Are you referring to me???

Jumping on someone???

For me there is a HUGE difference between 'disagreement' and 'personal attack.'l 

IMO 2 people can have disagreements without personally attacking anyone. From time to time, we have disgreements on this forum.....but we almost always still stayed friends.........are you saying that is no longer true (as far as you are concerned)?


----------



## glazed (Aug 19, 2006)

I have tried and tried and tried to log on over there from my phone, but it won't let me.


----------



## littlejoe (Jan 17, 2007)

Getting deep in here tonight folks. Best give your britches leg a roll or two.


----------



## vicker (Jul 11, 2003)

glazed said:


> I have tried and tried and tried to log on over there from my phone, but it won't let me.


Glazed, are you using Tapatalk app? Does the app crash when you try? I've had the same problem for months. I can log onto other proboard forums, but STcrashes.


----------



## glazed (Aug 19, 2006)

...

No, I just go straight to the bookmarked site ... I haven't downloaded the app, should I? 

...


----------



## WhyNot (Jun 21, 2011)

After so many failed attempts it also wants you to include the security code...are you scrolling down to see the whole screen? Maybe that is the problem.

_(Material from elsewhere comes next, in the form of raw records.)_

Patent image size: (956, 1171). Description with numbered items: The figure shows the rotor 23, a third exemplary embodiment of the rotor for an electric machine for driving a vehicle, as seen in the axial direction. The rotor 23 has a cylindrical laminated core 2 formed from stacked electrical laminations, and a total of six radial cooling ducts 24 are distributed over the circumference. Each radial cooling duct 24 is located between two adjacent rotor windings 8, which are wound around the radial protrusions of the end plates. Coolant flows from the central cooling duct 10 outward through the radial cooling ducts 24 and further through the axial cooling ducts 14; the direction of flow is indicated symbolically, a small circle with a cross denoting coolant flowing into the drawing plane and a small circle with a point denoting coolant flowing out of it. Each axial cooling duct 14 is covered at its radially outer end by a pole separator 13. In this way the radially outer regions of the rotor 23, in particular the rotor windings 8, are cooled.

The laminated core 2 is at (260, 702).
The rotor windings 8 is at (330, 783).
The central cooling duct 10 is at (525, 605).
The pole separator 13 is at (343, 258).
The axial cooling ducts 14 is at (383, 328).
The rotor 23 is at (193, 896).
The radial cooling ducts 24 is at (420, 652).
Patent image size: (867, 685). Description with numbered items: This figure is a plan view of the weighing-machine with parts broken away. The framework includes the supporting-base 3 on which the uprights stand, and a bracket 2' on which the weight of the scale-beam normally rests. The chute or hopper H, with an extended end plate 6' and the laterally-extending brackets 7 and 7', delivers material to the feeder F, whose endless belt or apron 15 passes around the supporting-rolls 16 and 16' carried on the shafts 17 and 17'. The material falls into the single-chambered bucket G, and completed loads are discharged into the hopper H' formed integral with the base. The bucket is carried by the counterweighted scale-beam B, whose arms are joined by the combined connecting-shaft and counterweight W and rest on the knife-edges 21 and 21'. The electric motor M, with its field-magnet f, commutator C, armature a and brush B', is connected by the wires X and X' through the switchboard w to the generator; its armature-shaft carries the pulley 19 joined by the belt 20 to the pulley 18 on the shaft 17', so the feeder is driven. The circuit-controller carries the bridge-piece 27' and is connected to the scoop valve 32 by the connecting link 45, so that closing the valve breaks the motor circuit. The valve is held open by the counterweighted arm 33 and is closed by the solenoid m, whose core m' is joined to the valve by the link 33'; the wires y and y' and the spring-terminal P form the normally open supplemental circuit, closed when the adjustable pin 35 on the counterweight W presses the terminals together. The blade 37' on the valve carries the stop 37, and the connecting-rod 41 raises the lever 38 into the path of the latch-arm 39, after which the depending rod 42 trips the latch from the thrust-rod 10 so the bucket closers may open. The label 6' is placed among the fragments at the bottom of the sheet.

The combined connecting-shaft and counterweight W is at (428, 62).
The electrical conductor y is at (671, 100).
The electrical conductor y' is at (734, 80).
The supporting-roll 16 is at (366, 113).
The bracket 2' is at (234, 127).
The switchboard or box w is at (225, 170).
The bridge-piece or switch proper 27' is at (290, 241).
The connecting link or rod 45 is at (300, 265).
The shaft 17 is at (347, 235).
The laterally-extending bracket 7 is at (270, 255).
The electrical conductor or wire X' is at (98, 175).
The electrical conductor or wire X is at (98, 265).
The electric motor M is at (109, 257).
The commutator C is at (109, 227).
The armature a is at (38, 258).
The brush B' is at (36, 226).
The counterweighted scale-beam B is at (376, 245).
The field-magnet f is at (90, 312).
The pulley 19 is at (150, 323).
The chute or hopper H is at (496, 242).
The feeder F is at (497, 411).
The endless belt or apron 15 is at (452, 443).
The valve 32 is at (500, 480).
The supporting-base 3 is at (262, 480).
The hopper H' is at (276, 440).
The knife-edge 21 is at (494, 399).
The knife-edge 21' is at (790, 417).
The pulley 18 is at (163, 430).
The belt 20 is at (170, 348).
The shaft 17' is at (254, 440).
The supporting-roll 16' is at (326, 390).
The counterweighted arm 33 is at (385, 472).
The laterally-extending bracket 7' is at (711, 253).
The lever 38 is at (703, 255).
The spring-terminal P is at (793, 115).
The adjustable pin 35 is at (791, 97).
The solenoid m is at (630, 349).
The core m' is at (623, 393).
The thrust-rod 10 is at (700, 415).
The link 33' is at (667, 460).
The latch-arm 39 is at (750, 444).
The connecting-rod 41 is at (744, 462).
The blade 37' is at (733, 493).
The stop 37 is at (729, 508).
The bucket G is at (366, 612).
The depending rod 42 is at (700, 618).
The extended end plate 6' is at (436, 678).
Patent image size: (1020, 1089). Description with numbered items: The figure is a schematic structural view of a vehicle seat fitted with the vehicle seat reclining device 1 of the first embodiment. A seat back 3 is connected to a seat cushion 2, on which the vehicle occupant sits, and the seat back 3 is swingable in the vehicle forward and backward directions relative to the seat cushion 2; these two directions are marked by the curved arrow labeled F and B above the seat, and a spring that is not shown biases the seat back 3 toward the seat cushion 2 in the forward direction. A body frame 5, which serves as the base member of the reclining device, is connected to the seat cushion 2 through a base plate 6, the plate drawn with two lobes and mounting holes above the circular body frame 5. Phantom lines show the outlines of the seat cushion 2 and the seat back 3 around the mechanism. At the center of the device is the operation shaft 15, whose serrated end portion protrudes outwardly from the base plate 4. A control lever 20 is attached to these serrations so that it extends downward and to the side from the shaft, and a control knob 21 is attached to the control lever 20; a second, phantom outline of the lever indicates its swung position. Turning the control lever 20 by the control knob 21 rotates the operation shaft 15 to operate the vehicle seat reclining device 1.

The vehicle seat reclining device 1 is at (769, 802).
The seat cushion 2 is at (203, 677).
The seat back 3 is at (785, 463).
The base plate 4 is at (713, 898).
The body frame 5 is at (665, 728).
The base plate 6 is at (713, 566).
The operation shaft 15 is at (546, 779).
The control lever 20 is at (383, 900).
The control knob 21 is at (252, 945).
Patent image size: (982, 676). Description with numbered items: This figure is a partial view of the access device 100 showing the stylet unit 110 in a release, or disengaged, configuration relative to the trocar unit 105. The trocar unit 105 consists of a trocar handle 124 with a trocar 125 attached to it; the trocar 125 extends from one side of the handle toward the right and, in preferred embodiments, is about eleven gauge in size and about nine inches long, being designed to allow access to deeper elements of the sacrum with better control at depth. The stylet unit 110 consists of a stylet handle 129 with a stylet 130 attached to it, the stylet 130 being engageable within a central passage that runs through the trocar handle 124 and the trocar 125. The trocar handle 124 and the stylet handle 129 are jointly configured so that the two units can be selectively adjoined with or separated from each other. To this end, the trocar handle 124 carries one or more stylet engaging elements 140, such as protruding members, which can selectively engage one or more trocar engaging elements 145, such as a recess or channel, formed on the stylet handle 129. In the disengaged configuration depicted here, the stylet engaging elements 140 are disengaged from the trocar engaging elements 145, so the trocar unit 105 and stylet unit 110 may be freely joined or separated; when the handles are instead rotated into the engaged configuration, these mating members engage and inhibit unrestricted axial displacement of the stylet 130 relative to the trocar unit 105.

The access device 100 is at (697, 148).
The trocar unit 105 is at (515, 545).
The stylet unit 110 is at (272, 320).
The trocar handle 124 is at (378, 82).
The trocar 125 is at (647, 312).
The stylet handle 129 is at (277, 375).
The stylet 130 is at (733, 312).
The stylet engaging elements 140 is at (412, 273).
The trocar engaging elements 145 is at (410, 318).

I didn't have to download an app to be able to access it from my phone either....mine just goes anywhere.


----------



## glazed (Aug 19, 2006)

...

Yes I entered the security codes each time ... Stand up guy, patch of grass, how now brown cow, and something else I can't recall at this moment.

...


----------



## vicker (Jul 11, 2003)

glazed said:


> ...
> 
> No, I just go straight to the bookmarked site ... I haven't downloaded the app, should I?
> 
> ...


oops, my bad. I use tapatalk to access HT. I downloaded the Proboards app for Proboards. I have no idea how to report a problem, but I obviously have one.


----------



## wildhorse (Oct 22, 2006)

I finally found and joined the other board.I don't have any special apps and it works fine with my phone so far.


----------



## SilverFlame819 (Aug 24, 2010)

I just don't get the Proboards thing. If you get banned over here, you get banned from there as well. Why? Aren't they two different boards with two different set of standards? Why are bannings linked?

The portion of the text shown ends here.